Co-President Joanna Destil, a junior, said CSA’s creation was “a gradual thing” after she and other students realized an umbrella organization for Caribbean students was missing from campus. 

“There’s so many people in GW that are staff, faculty and they’re also Caribbean,” Destil said. “It’s so cool to see that there’s Caribbean people in each and every level of everywhere, so this is a way to bring everyone together.”

Co-President Imani Granville, a junior, said the purpose of the organization is to bring awareness to the hundreds of islands that encompass the Caribbean and a network where students can learn more about their culture and others in the neighboring islands.

“We want to be seen, and we want to be heard and we want to be represented, and that’s what CSA is here to do,” Granville said. “We’re here to represent, and we’re here to care for and we’re here to cater to our Caribbean students and make them feel more at home.”

Granville said CSA plans on collaborating with multiple cultural organizations to represent the multiculturalism of the Caribbean, which includes people of African, European, Indigenous and Asian descent.

“We want to broaden our horizons because it’s not just Black people in the Caribbean,” Granville said. “A lot of people, when they think about the Caribbean, they think about Jamaica, Haiti, sometimes Trinidad and Tobago because obviously Nicki Minaj is from Trinidad, but there’s so much more to the Caribbean, and we want to make sure that everyone is included.”

Granville said she and Destil worked with the Office of Student Life last spring to reestablish the organization and met with other groups and community members, including former Black Student Union President Gianna Cook, to receive advice on the organization’s success while maintaining a work-life balance. 

“She really helped me figure out where we need to go and what our role is as co-presidents and how we can help make CSA be something that’s conducive for everyone in it,” Granville said.

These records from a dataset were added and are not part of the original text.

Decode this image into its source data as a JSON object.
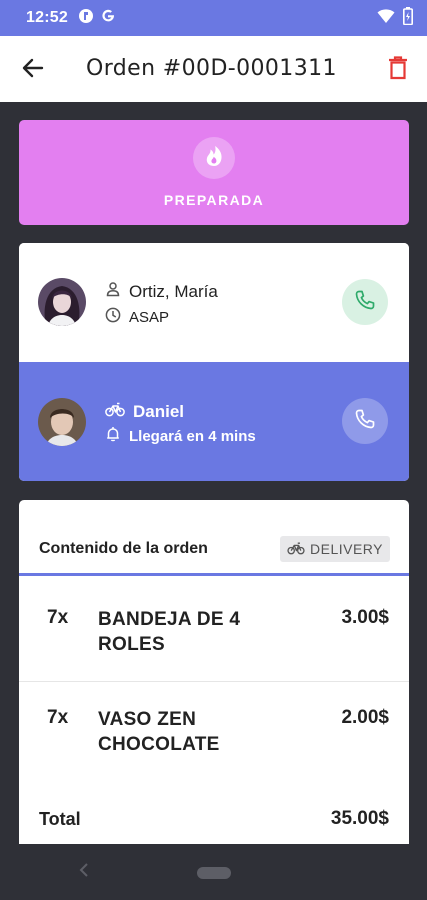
{
  "status_bar": {
    "time": "12:52",
    "icons_left": [
      "notification-app-icon",
      "google-g-icon"
    ],
    "icons_right": [
      "wifi-icon",
      "battery-icon"
    ]
  },
  "app_bar": {
    "title": "Orden #00D-0001311",
    "back_icon": "arrow-left-icon",
    "delete_icon": "trash-icon"
  },
  "order_status": {
    "label": "PREPARADA",
    "icon": "flame-icon",
    "color": "#e37ff0"
  },
  "customer": {
    "name": "Ortiz, María",
    "time": "ASAP",
    "name_icon": "person-icon",
    "time_icon": "clock-icon",
    "call_icon": "phone-icon"
  },
  "driver": {
    "name": "Daniel",
    "eta": "Llegará en 4 mins",
    "name_icon": "bicycle-icon",
    "eta_icon": "bell-icon",
    "call_icon": "phone-icon",
    "color": "#6a78e2"
  },
  "order": {
    "title": "Contenido de la orden",
    "delivery_label": "DELIVERY",
    "items": [
      {
        "qty": "7x",
        "name": "BANDEJA DE 4 ROLES",
        "price": "3.00$"
      },
      {
        "qty": "7x",
        "name": "VASO ZEN CHOCOLATE",
        "price": "2.00$"
      }
    ],
    "total_label": "Total",
    "total_value": "35.00$"
  },
  "colors": {
    "accent": "#6a78e2",
    "status_pink": "#e37ff0",
    "delete_red": "#e53935",
    "call_green": "#2eaa6a"
  }
}
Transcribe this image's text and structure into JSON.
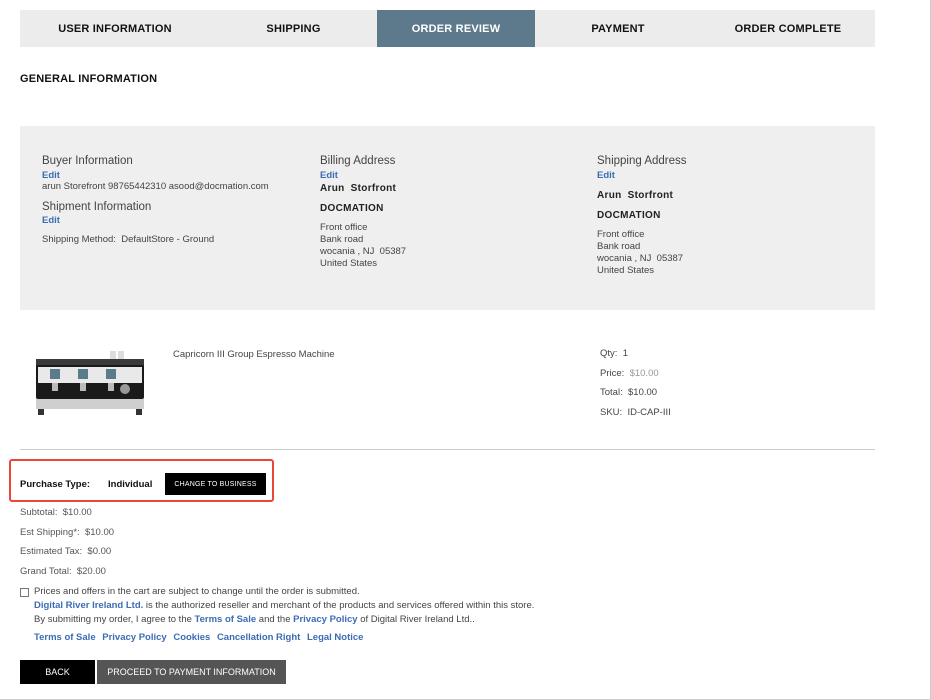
{
  "steps": [
    {
      "label": "USER INFORMATION",
      "active": false
    },
    {
      "label": "SHIPPING",
      "active": false
    },
    {
      "label": "ORDER REVIEW",
      "active": true
    },
    {
      "label": "PAYMENT",
      "active": false
    },
    {
      "label": "ORDER COMPLETE",
      "active": false
    }
  ],
  "general": {
    "title": "GENERAL INFORMATION"
  },
  "buyer": {
    "heading": "Buyer Information",
    "edit": "Edit",
    "details": "arun Storefront 98765442310 asood@docmation.com"
  },
  "shipment": {
    "heading": "Shipment Information",
    "edit": "Edit",
    "method_label": "Shipping Method:",
    "method_value": "DefaultStore - Ground"
  },
  "billing": {
    "heading": "Billing Address",
    "edit": "Edit",
    "name": "Arun  Storfront",
    "company": "DOCMATION",
    "lines": [
      "Front office",
      "Bank road",
      "wocania , NJ  05387",
      "United States"
    ]
  },
  "shipping_address": {
    "heading": "Shipping Address",
    "edit": "Edit",
    "name": "Arun  Storfront",
    "company": "DOCMATION",
    "lines": [
      "Front office",
      "Bank road",
      "wocania , NJ  05387",
      "United States"
    ]
  },
  "product": {
    "name": "Capricorn III Group Espresso Machine",
    "qty_label": "Qty:",
    "qty": "1",
    "price_label": "Price:",
    "price": "$10.00",
    "total_label": "Total:",
    "total": "$10.00",
    "sku_label": "SKU:",
    "sku": "ID-CAP-III"
  },
  "purchase": {
    "label": "Purchase Type:",
    "value": "Individual",
    "button": "CHANGE TO BUSINESS",
    "highlight_color": "#e8483a"
  },
  "totals": {
    "subtotal": "Subtotal:  $10.00",
    "shipping": "Est Shipping*:  $10.00",
    "tax": "Estimated Tax:  $0.00",
    "grand": "Grand Total:  $20.00"
  },
  "terms": {
    "line1": "Prices and offers in the cart are subject to change until the order is submitted.",
    "reseller": "Digital River Ireland Ltd.",
    "line2_rest": " is the authorized reseller and merchant of the products and services offered within this store.",
    "line3_pre": "By submitting my order, I agree to the ",
    "terms_link": "Terms of Sale",
    "line3_mid": " and the ",
    "privacy_link": "Privacy Policy",
    "line3_post": " of Digital River Ireland Ltd..",
    "links": [
      "Terms of Sale",
      "Privacy Policy",
      "Cookies",
      "Cancellation Right",
      "Legal Notice"
    ]
  },
  "buttons": {
    "back": "BACK",
    "proceed": "PROCEED TO PAYMENT INFORMATION"
  },
  "colors": {
    "active_step": "#5c7a8c",
    "link": "#3b6cb4"
  }
}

Marte, a sophomore, said the organization launched their first general body meeting at the end of September with a welcome mixer where attendees socialized as music from across the Caribbean filled a room in the District House basement. 

Marte added that the organization uses colors related to Caribbean culture — like blue, yellow, red and green — in their Instagram posts. She said CSA does not host “lecture-style” events and instead tries to boost engagement by presenting information about Caribbean culture through interactive discussions at events.

“We want our members to engage with each other to expand other people’s knowledge,” Marte said.  

Marte added that the organization held an event with Martha’s Table in early October, where they helped set up a fresh-produce market and parents could come pick up groceries and recipe cards. She said the organization feels that community service is critical to being Caribbean.

“That’s a key ideal in every Caribbean culture, whether it’s a Hispanic Caribbean culture or a Latin, Caribbean culture, or whether you’re Jamaican, Dominican, Puerto Rican, like this is all a valuable part of all of our cultures,” Marte said. 

Marte said she hopes to see CSA blossom in the coming years and continue hosting community service opportunities and student events. 

“Maybe it’s something that I come back to when I visit GW in five years and see, ‘Wow, CSA is still here and it’s not the CSA that we brought back, this is a new CSA and one that is really passionate about what they do,’” Marte said.

Irekar Jeune, the organization’s sophomore representative, said she hopes to see CSA grow membership in the next year and wants the organization to have a long-term legacy on campus. 

“It’s something where you generally feel excited to go to all these events, you find community there, you find some of your close friends there,” Jeune said.